Most of the audience response seemed quite beyond Thomas’ notice, though he did smile once or twice and even told a couple of very short stories about playing festivals with funk bands in Europe, during which he noted that drawing “the lay-deeeez” to shows was “ve-reh, ve-rehim-paw-tent” to a working band, as fanboys tend only to attract other fanboys. Still, it all sounded rather more good-natured than it probably appears in cold type, since Thomas has often described Pere Ubu as the longest-lived failure of a rock band in pop-music history.
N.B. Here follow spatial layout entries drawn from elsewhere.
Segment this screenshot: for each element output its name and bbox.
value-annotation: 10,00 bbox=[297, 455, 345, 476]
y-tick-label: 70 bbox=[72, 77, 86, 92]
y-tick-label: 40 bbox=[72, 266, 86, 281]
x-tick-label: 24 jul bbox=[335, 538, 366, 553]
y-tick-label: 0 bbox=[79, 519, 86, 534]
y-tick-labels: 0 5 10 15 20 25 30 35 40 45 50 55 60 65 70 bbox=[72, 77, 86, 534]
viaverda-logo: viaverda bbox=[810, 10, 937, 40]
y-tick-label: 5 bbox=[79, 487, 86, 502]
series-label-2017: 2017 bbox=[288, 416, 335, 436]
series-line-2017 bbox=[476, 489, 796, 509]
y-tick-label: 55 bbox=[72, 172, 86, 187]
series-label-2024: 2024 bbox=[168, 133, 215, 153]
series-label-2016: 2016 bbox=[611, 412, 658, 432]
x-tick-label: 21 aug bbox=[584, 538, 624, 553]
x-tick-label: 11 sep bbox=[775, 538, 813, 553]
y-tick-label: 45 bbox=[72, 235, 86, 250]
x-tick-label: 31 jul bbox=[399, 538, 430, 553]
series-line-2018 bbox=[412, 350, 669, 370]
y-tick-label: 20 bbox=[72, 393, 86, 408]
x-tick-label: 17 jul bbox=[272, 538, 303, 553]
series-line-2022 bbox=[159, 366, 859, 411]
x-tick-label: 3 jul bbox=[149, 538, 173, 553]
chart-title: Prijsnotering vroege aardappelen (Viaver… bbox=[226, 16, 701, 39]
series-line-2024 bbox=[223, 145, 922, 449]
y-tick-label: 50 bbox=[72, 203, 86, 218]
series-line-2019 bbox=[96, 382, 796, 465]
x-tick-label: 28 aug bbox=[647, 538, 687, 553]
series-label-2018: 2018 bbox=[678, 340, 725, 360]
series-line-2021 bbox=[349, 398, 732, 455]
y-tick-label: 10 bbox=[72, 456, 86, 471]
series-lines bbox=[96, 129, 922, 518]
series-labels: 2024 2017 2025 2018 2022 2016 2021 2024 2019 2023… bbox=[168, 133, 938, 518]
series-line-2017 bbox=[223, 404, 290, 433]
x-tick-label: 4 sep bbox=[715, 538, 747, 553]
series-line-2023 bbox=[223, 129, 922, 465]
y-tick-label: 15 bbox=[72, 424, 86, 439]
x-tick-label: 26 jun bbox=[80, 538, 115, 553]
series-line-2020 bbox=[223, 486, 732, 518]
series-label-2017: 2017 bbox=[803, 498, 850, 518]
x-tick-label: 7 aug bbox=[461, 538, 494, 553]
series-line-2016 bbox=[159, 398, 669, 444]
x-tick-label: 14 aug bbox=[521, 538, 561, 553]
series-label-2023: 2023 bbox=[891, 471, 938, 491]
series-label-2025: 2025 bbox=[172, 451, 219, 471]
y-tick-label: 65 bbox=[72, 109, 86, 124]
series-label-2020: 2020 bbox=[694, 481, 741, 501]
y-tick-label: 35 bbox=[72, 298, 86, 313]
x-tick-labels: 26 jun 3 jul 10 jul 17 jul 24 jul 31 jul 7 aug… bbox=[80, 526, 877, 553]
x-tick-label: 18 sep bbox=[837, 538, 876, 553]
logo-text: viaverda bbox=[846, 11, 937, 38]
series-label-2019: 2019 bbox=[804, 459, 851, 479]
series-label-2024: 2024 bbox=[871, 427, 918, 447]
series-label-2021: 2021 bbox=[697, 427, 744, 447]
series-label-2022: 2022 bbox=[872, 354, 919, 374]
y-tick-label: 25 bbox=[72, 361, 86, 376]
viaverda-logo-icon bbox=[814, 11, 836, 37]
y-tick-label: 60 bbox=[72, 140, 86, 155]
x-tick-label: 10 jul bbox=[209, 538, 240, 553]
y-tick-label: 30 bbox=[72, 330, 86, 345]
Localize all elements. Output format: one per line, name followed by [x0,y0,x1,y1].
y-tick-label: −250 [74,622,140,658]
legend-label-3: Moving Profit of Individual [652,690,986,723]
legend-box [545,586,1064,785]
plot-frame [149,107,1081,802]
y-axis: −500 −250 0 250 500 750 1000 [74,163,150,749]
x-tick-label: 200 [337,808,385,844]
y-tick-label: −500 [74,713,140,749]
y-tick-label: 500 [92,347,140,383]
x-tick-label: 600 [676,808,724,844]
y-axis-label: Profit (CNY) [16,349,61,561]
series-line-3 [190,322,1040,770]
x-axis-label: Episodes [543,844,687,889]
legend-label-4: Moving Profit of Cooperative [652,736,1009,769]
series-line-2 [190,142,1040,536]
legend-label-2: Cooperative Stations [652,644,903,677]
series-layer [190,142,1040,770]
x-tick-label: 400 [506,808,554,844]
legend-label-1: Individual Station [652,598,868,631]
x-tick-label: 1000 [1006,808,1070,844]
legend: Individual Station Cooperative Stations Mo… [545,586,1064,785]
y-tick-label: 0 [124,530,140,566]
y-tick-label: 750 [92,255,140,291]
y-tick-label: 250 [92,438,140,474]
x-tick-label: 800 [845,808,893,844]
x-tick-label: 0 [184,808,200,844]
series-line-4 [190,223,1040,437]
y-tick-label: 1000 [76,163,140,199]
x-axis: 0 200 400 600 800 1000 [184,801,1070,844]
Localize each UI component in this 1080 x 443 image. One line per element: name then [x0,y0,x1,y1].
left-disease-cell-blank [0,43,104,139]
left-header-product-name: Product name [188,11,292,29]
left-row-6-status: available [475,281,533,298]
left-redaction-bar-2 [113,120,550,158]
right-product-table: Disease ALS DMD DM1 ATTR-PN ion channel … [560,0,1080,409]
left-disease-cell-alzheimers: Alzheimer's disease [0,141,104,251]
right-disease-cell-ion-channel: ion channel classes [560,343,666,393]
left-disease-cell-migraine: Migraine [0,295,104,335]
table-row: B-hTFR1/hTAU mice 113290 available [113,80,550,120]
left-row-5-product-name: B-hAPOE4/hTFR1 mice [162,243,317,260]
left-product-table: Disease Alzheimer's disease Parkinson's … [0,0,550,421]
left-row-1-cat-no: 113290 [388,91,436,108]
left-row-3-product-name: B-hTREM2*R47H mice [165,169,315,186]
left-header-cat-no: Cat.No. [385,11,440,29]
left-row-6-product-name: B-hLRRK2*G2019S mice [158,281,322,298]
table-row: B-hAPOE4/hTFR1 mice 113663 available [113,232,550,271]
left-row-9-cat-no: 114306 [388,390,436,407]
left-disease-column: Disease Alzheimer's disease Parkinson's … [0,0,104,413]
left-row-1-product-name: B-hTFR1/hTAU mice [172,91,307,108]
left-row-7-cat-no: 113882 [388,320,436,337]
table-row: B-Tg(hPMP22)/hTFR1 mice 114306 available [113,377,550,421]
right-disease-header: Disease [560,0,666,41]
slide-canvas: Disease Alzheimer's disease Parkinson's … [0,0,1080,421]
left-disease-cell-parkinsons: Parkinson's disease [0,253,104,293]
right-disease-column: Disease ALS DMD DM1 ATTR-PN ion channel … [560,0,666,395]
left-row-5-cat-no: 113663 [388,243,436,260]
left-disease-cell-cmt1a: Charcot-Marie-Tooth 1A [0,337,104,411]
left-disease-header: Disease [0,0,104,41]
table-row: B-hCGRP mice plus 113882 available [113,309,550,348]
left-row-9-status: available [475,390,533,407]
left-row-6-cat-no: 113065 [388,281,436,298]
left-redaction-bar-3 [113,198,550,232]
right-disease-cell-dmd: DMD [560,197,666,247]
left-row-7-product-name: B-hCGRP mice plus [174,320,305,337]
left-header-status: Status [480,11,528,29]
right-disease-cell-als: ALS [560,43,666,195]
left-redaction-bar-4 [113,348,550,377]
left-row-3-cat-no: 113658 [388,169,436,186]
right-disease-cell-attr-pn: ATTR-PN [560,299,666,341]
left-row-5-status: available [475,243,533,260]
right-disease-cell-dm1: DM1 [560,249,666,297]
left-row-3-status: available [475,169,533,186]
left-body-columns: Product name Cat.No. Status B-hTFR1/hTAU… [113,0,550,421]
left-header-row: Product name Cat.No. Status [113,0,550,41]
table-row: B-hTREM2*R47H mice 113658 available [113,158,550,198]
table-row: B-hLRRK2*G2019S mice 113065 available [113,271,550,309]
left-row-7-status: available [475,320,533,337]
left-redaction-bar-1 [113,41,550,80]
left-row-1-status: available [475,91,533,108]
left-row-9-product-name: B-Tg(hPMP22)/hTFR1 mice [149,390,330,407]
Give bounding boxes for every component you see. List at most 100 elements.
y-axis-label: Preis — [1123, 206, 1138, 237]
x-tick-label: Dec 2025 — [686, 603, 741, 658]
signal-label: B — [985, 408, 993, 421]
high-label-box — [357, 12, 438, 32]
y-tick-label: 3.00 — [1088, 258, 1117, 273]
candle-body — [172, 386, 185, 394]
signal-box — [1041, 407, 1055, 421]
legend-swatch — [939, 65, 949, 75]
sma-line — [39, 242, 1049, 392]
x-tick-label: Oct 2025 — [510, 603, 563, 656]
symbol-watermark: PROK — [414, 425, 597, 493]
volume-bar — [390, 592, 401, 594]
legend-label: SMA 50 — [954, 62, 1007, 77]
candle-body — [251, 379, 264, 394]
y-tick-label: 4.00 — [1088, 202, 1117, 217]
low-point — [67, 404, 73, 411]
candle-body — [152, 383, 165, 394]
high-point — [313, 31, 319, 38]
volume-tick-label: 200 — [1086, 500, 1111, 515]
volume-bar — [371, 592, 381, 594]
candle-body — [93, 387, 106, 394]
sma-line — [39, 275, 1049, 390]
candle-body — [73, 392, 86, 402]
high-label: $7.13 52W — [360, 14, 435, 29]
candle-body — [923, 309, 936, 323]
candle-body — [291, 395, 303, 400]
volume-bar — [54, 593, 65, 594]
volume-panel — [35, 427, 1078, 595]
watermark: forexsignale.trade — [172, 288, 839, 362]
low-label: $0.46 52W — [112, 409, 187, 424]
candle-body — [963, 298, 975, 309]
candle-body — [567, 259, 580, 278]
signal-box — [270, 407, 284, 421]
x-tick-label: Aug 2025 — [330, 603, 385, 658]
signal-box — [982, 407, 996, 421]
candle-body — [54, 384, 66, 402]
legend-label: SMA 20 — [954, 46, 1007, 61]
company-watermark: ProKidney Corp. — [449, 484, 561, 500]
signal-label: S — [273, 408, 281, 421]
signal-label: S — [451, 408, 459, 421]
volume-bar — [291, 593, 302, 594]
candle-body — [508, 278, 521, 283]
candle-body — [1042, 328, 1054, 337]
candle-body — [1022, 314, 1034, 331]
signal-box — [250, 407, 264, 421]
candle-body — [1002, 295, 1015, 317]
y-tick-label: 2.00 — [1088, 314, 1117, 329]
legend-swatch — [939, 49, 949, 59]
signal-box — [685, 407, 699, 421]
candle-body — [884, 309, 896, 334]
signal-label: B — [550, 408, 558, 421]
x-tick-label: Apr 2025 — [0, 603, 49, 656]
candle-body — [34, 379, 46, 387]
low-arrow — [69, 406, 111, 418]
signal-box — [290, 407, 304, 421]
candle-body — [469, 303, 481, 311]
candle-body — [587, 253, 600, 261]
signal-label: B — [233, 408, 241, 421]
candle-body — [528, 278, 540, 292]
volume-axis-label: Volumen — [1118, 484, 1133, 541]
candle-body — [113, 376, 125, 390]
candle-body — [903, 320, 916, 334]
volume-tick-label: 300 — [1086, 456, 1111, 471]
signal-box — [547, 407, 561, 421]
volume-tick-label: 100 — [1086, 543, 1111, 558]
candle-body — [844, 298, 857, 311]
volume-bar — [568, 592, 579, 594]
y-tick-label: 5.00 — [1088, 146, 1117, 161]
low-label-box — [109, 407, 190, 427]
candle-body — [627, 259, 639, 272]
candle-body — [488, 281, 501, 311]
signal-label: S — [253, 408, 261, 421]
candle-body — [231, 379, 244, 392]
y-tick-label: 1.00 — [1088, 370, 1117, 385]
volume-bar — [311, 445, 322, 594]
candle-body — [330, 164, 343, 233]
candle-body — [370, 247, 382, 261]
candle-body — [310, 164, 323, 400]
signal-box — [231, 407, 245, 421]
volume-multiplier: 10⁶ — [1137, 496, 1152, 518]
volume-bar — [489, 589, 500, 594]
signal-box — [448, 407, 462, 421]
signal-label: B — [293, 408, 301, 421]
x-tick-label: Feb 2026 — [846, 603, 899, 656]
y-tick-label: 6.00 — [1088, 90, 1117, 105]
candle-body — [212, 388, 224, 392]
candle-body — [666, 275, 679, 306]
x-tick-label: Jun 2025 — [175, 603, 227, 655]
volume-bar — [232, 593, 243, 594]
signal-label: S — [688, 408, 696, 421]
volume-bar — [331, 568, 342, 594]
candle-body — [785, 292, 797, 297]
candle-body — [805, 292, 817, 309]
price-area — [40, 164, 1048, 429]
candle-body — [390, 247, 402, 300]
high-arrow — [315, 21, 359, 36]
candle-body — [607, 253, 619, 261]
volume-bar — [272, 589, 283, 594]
Somehow, despite locking into a sound that’s as high-art as that sort of thing comes in rock, the band’s enjoyed a shelf life longer than most groups even remotely similar in approach, of which there are admittedly very few.

And yes, toward the end of the evening, Pere Ubu played “The Modern Dance,” which is among the three or four songs most central to the band’s catalog, and a fine, raucous rendition it was. They also turned in “Misery Goats” and “Final Solution,” at which point the crowd, as they say, went wild. “And now,” Thomas said, “we come to my favorite part of the show: the end.” Thomas and Mehlman retired to the merch table, which Mehlman had been staffing pre-show, and spoke briefly with old Cleveland fans. But soon enough Thomas had done his due post-show diligence, and announced as much, rising from the table and retreating into the depths of the venue.

Outside on Waterloo Road, heavy street construction had chewed up an entire lane of blacktop as far as the eye could see in both directions. This wasn’t any simple pothole-patching or curbside refinement. Piles of gravel and broken asphalt mounded the street and encroached on the walkways, reducing what is ordinarily the Beachland Ballroom’s adjacent sidewalk and street to a zigzagging path of dirt and rock fragments constrained by orange barrels and yellow caution tape. For a longtime Pere Ubu fan, this was somehow the most perfect detail of the night: A band that emerged from the exhausted, broken detritus of the Rust Belt, and somehow converted those fragments into a fractured, dreamy sound that’s still utterly unique in American rock music, played a fine loud show, and then disappeared without saying goodbye into the Cleveland rubble. After a time, so did we.